El dormitorio de Francesca Gerrard estaba situado en la esquina más alejada del pasillo superior noreste, en el punto donde el zaguán se estrechaba y una vieja arpa en desuso, cubierta de cualquier manera, arrojaba una sombra sobre la pared que recordaba el perfil de Quasimodo. Aquí no colgaban retratos, ni tapices que atenuaran el frío, ni se veían señales inequívocas de bienestar y seguridad. Sólo yeso monocromático, resquebrajado por el tiempo en finas líneas, y una delgada alfombra que cubría el piso.
Elizabeth Rintoul, mirando rápidamente hacia atrás, se deslizó por el zaguán y se detuvo ante la puerta de su tía, escuchando con atención. Oyó un murmullo de voces procedente del pasillo superior oeste, pero ningún sonido en el interior de la habitación. Golpeteó la madera con las uñas, un movimiento nervioso que recordaba el picoteo de los pájaros. Nadie le invitó a entrar. Llamó de nuevo.
– ¿Tía Francie? -lo máximo que podía permitirse era un susurro. No obtuvo respuesta.
Sabía que su tía estaba dentro, la había visto caminar por el pasillo apenas pasados cinco minutos de que la policía terminara de abrir todas las habitaciones. Probó el pomo y giró, resbaladizo bajo su mano sudorosa.
El aire del interior olía a perfume rancio, polvos para la cara de un dulzor sofocante, analgésicos picantes y colonia barata. Los muebles del cuarto estaban a la altura de la decoración pobre y monótona del pasillo: una cama estrecha, un armario ropero, una cómoda y un espejo de cuerpo entero que arrojaba extraños reflejos verdes, distorsionando las frentes hasta transformarlas en bulbos y empequeñeciendo las barbillas en exceso.
Su tía no había utilizado siempre esta habitación como dormitorio. Sólo después de la muerte de su esposo se mudó a esta parte de la casa, como si la incomodidad y la falta de elegancia formaran parte del luto.

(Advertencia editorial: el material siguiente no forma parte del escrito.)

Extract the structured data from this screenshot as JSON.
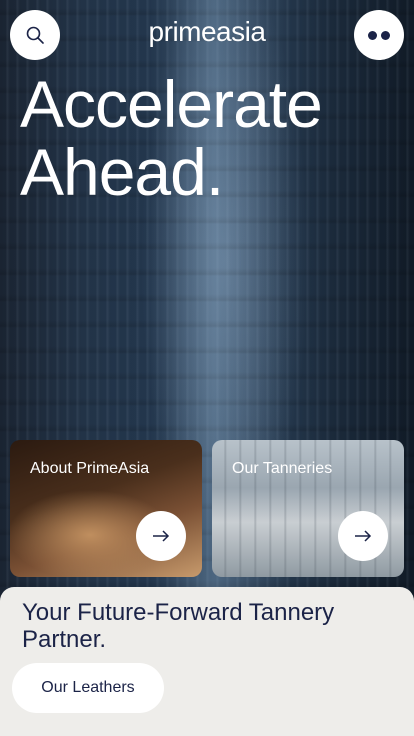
{
  "header": {
    "logo_text": "primeasia",
    "search_icon": "search-icon",
    "menu_icon": "more-dots-icon"
  },
  "hero": {
    "headline_line1": "Accelerate",
    "headline_line2": "Ahead."
  },
  "cards": [
    {
      "label": "About PrimeAsia",
      "icon": "arrow-right-icon"
    },
    {
      "label": "Our Tanneries",
      "icon": "arrow-right-icon"
    }
  ],
  "sheet": {
    "tagline": "Your Future-Forward Tannery Partner.",
    "button_label": "Our Leathers"
  },
  "colors": {
    "navy": "#1b2347",
    "sheet_bg": "#eeedea",
    "white": "#ffffff"
  }
}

En aquel momento parecía rendir homenaje al difunto, pues se hallaba sentada muy erguida en el borde de la cama, absorta en una fotografía de estudio de su esposo que colgaba en la pared, el único adorno de la habitación. Era una fotografía solemne, que no plasmaba al tío Phillip que Elizabeth recordaba de su niñez, sino al hombre melancólico en que se había transformado. Después de la Noche Vieja. Después de tío Geoffrey.
Elizabeth cerró la puerta en silencio, pero el roce del pestillo contra la madera provocó que su tía diera un sofocado y plañidero respingo. Se levantó al instante de la cama, giró sobre sus talones y alzó las manos engarfiadas frente a ella en un gesto defensivo.
Elizabeth se puso rígida. Era asombroso que un gesto tan simple le devolviera un recuerdo reprimido y que creía olvidado. Una chica de dieciséis años se dirige despreocupadamente a la cuadra de la casa de Somerset; ve que las cocineras se acuclillan para mirar por una fisura en la pared de piedra del edificio, aprovechando que la argamasa se ha desprendido; oye que le susurran «Ven a ver a unos mariquitas, cariño»; no sabe lo que eso quiere decir, pero está ansiosa, siempre tan patéticamente ansioso, de hacer amigas; se agacha frente al agujero y ve a dos mozos de cuadras; sus ropas están amontonadas sobre un banco; uno está a cuatro patas y el otro retrocede, empuja y resuella detrás de él y sus cuerpos brillan de un sudor que reluce como aceite; se aparta asustada y oye que las chicas ahogan una carcajada. Se ríen de ella. De su inocencia y ciega ingenuidad. Y entonces desea golpearlas, herirlas, arrancarles los ojos. Con ese mismo gesto de la tía Francie.